Hi @thomasfallon I love the plan and thanks for your input @sdebbert. An iterative C-H activation strategy for the synthesis of the S4 compounds would be really neat!

One other possibility would be to pick up on some of the work by @tyzhengsydney Haochuan Mao and @tscmacdonald (see #413). Perhaps some of the class could start from a 'naked' triazolopyrazine and some could start with the chorine handle?

One paper from my PhD group might be of interest too, Fionn also worked on the Baran chemistry detailed above. http://onlinelibrary.wiley.com/doi/10.1002/anie.201500067/abstract

sdebbert commented 8 years ago

Thanks for the link @alintheopen -- it's always cool to see these new-ish C-H activation methods used on large scales like that. I agree that it'd be worth looking at both the parent triazolopyrazine and the chlorinated analog.

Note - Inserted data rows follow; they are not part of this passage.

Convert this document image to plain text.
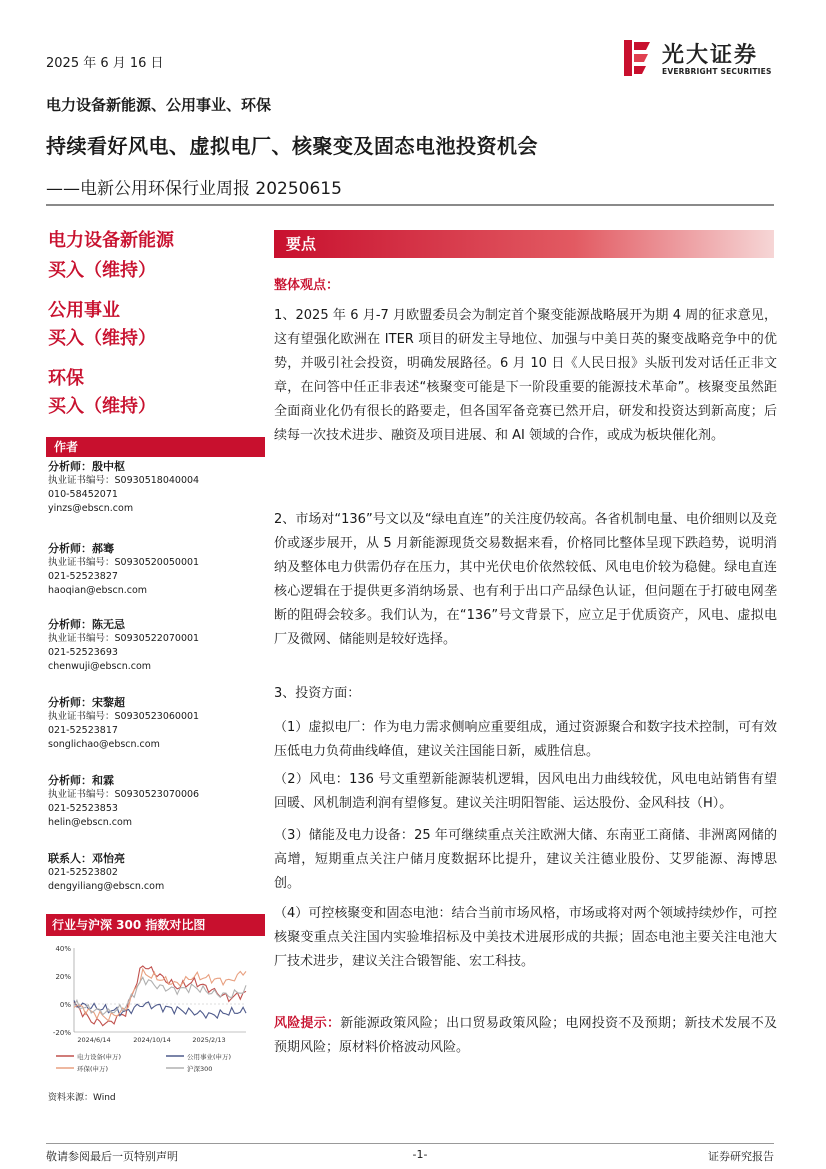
2025 年 6 月 16 日	光大证券
EVERBRIGHT SECURITIES
电力设备新能源、公用事业、环保
持续看好风电、虚拟电厂、核聚变及固态电池投资机会
——电新公用环保行业周报 20250615
电力设备新能源
买入（维持）
公用事业
买入（维持）
环保
买入（维持）
作者
分析师：殷中枢
执业证书编号：S0930518040004
010-58452071
yinzs@ebscn.com
分析师：郝骞
执业证书编号：S0930520050001
021-52523827
haoqian@ebscn.com
分析师：陈无忌
执业证书编号：S0930522070001
021-52523693
chenwuji@ebscn.com
分析师：宋黎超
执业证书编号：S0930523060001
021-52523817
songlichao@ebscn.com
分析师：和霖
执业证书编号：S0930523070006
021-52523853
helin@ebscn.com
联系人：邓怡亮
021-52523802
dengyiliang@ebscn.com
行业与沪深 300 指数对比图
40%
20%
0%
-20%
2024/6/14	2024/10/14	2025/2/13
电力设备(申万)	公用事业(申万)
环保(申万)	沪深300
资料来源：Wind
要点
整体观点：
1、2025 年 6 月-7 月欧盟委员会为制定首个聚变能源战略展开为期 4 周的征求意见，这有望强化欧洲在 ITER 项目的研发主导地位、加强与中美日英的聚变战略竞争中的优势，并吸引社会投资，明确发展路径。6 月 10 日《人民日报》头版刊发对话任正非文章，在问答中任正非表述“核聚变可能是下一阶段重要的能源技术革命”。核聚变虽然距全面商业化仍有很长的路要走，但各国军备竞赛已然开启，研发和投资达到新高度；后续每一次技术进步、融资及项目进展、和 AI 领域的合作，或成为板块催化剂。
2、市场对“136”号文以及“绿电直连”的关注度仍较高。各省机制电量、电价细则以及竞价或逐步展开，从 5 月新能源现货交易数据来看，价格同比整体呈现下跌趋势，说明消纳及整体电力供需仍存在压力，其中光伏电价依然较低、风电电价较为稳健。绿电直连核心逻辑在于提供更多消纳场景、也有利于出口产品绿色认证，但问题在于打破电网垄断的阻碍会较多。我们认为，在“136”号文背景下，应立足于优质资产，风电、虚拟电厂及微网、储能则是较好选择。
3、投资方面：
（1）虚拟电厂：作为电力需求侧响应重要组成，通过资源聚合和数字技术控制，可有效压低电力负荷曲线峰值，建议关注国能日新，威胜信息。
（2）风电：136 号文重塑新能源装机逻辑，因风电出力曲线较优，风电电站销售有望回暖、风机制造利润有望修复。建议关注明阳智能、运达股份、金风科技（H）。
（3）储能及电力设备：25 年可继续重点关注欧洲大储、东南亚工商储、非洲离网储的高增，短期重点关注户储月度数据环比提升，建议关注德业股份、艾罗能源、海博思创。
（4）可控核聚变和固态电池：结合当前市场风格，市场或将对两个领域持续炒作，可控核聚变重点关注国内实验堆招标及中美技术进展形成的共振；固态电池主要关注电池大厂技术进步，建议关注合锻智能、宏工科技。
风险提示：新能源政策风险；出口贸易政策风险；电网投资不及预期；新技术发展不及预期风险；原材料价格波动风险。
敬请参阅最后一页特别声明	-1-	证券研究报告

mattodd commented 8 years ago

Hey @thomasfallon - have you formulated a plan for your class now, or are there remaining things that you could use some input on here? We can close this issue if you're done, to remove it from the To Do list, though the content remains available at the same URL. Would be interesting to know how you're faring in any case.

mcoster commented 7 years ago

Hi @thomasfallon - how did things go with your 3rd years and their direct C-H functionalisations? Looks like a really nice plan.